The Legislative Counsel presented draft 2.2 to amend H.512 to require reseller disclosures, accuracy of availability claims and a 110% cap (including taxes and fees) on resale prices. The Vermont Arts Council and the Attorney General supported the changes; platform witnesses warned caps could raise fraud and present verification challenges.

The House Commerce & Economic Development Committee considered draft 2.2 of H.512 on Feb. 18, a proposed amendment that would regulate secondary ticket resale markets through consumer disclosures, accuracy requirements and a resale-price cap.

Cameron Wood of the Office of Legislative Council summarized the changes and new language in the bill, saying the amendment seeks to ensure customers know whether they are buying from an original issuer or a reseller and to prevent exchanges from misleading customers about ticket availability. Wood described a proposed price cap provision and recommended clarifying that taxes and fees be included in the cap calculation.

“A ticket reseller shall not charge more than a 110% ... including taxes and fees of the total price of the original ticket,” Wood said while walking members through the draft. He also described new language that would prevent secondary exchanges from authorizing sale of tickets above that 110% threshold.

Susan Evans LaFleur, executive director of the Vermont Arts Council, testified in support of the amendment and emphasized local examples of high markups. She presented data showing large secondary-market markups for Vermont events and cited a compiled StubHub data set for a 2023 show that found average original prices of $55 and average resale prices of $188, which she presented as evidence that secondary-market profits often bypass venues and local economies.
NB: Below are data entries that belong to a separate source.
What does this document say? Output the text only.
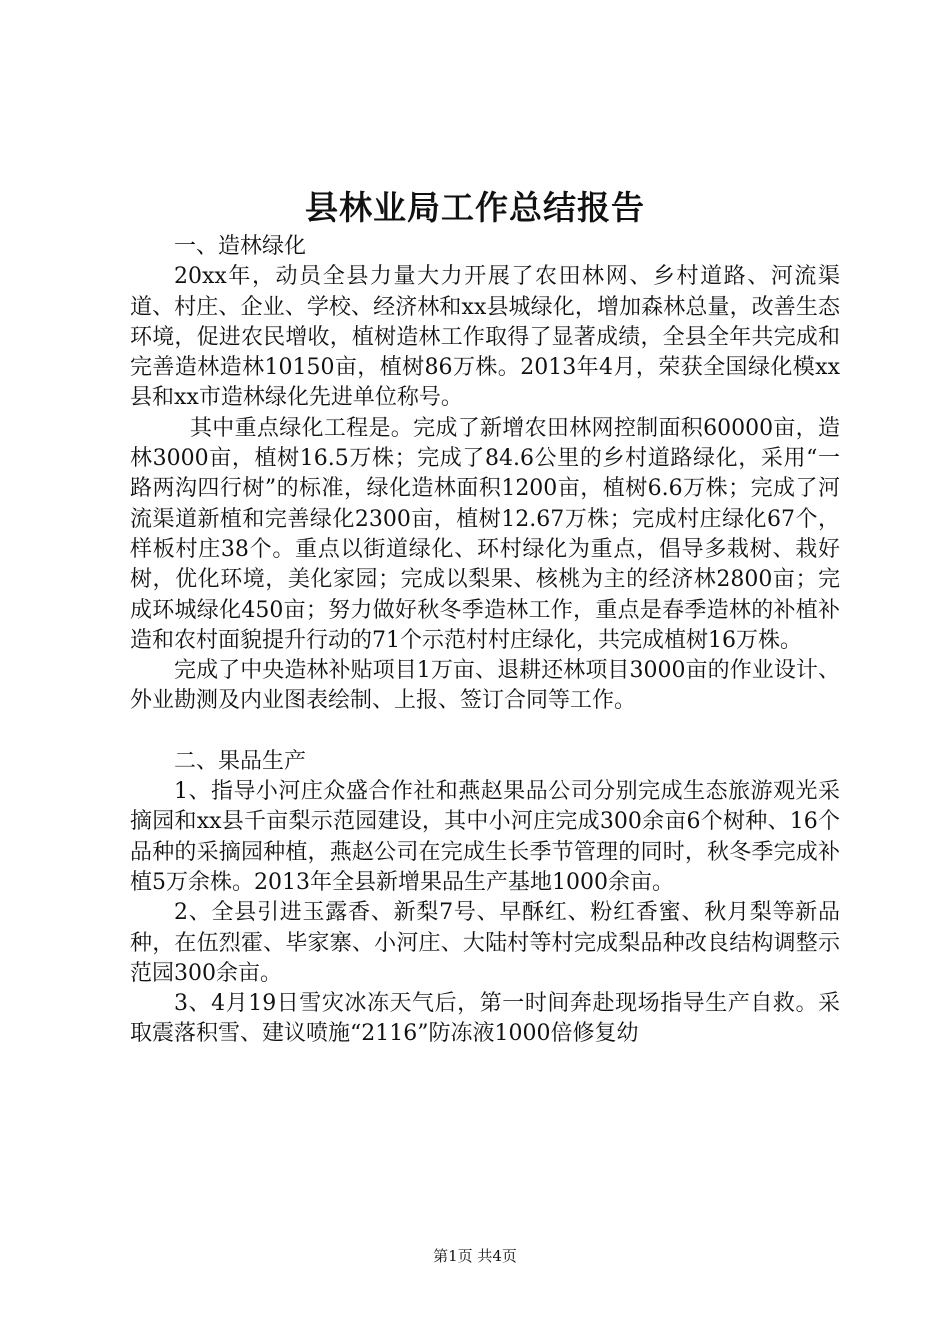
县林业局工作总结报告

一、造林绿化

20xx年，动员全县力量大力开展了农田林网、乡村道路、河流渠道、村庄、企业、学校、经济林和xx县城绿化，增加森林总量，改善生态环境，促进农民增收，植树造林工作取得了显著成绩，全县全年共完成和完善造林造林10150亩，植树86万株。2013年4月，荣获全国绿化模xx县和xx市造林绿化先进单位称号。

其中重点绿化工程是。完成了新增农田林网控制面积60000亩，造林3000亩，植树16.5万株；完成了84.6公里的乡村道路绿化，采用“一路两沟四行树”的标准，绿化造林面积1200亩，植树6.6万株；完成了河流渠道新植和完善绿化2300亩，植树12.67万株；完成村庄绿化67个，样板村庄38个。重点以街道绿化、环村绿化为重点，倡导多栽树、栽好树，优化环境，美化家园；完成以梨果、核桃为主的经济林2800亩；完成环城绿化450亩；努力做好秋冬季造林工作，重点是春季造林的补植补造和农村面貌提升行动的71个示范村村庄绿化，共完成植树16万株。

完成了中央造林补贴项目1万亩、退耕还林项目3000亩的作业设计、外业勘测及内业图表绘制、上报、签订合同等工作。

二、果品生产

1、指导小河庄众盛合作社和燕赵果品公司分别完成生态旅游观光采摘园和xx县千亩梨示范园建设，其中小河庄完成300余亩6个树种、16个品种的采摘园种植，燕赵公司在完成生长季节管理的同时，秋冬季完成补植5万余株。2013年全县新增果品生产基地1000余亩。

2、全县引进玉露香、新梨7号、早酥红、粉红香蜜、秋月梨等新品种，在伍烈霍、毕家寨、小河庄、大陆村等村完成梨品种改良结构调整示范园300余亩。

3、4月19日雪灾冰冻天气后，第一时间奔赴现场指导生产自救。采取震落积雪、建议喷施“2116”防冻液1000倍修复幼

第1页 共4页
A representative from the Attorney General's Office said the office supports the amendment’s direction and believes the price cap and disclosure elements strengthen consumer protections. “We support the amendment, as legislative council just walked through,” the AG representative stated.

Platform witnesses, including a representative identified as David, said companies are working on improved disclosures but raised technical and enforcement concerns about a statutory price cap. They argued that caps can create incentives for fraud and noted that platforms do not always have access to the original purchase price, which complicates verification and enforcement. The witness also cited the complexity of presales, sponsor allocations and artist presales that leave a substantial portion of tickets outside general on-sale pools.

Committee members and witnesses also debated whether accuracy and disclosure requirements or a price cap would better protect consumers; AG staff said clear disclosure rules are legally defensible for deceptive speech while acknowledging the cap is a powerful consumer-protection tool. The committee did not vote on the measure and planned to continue deliberations in a subsequent session.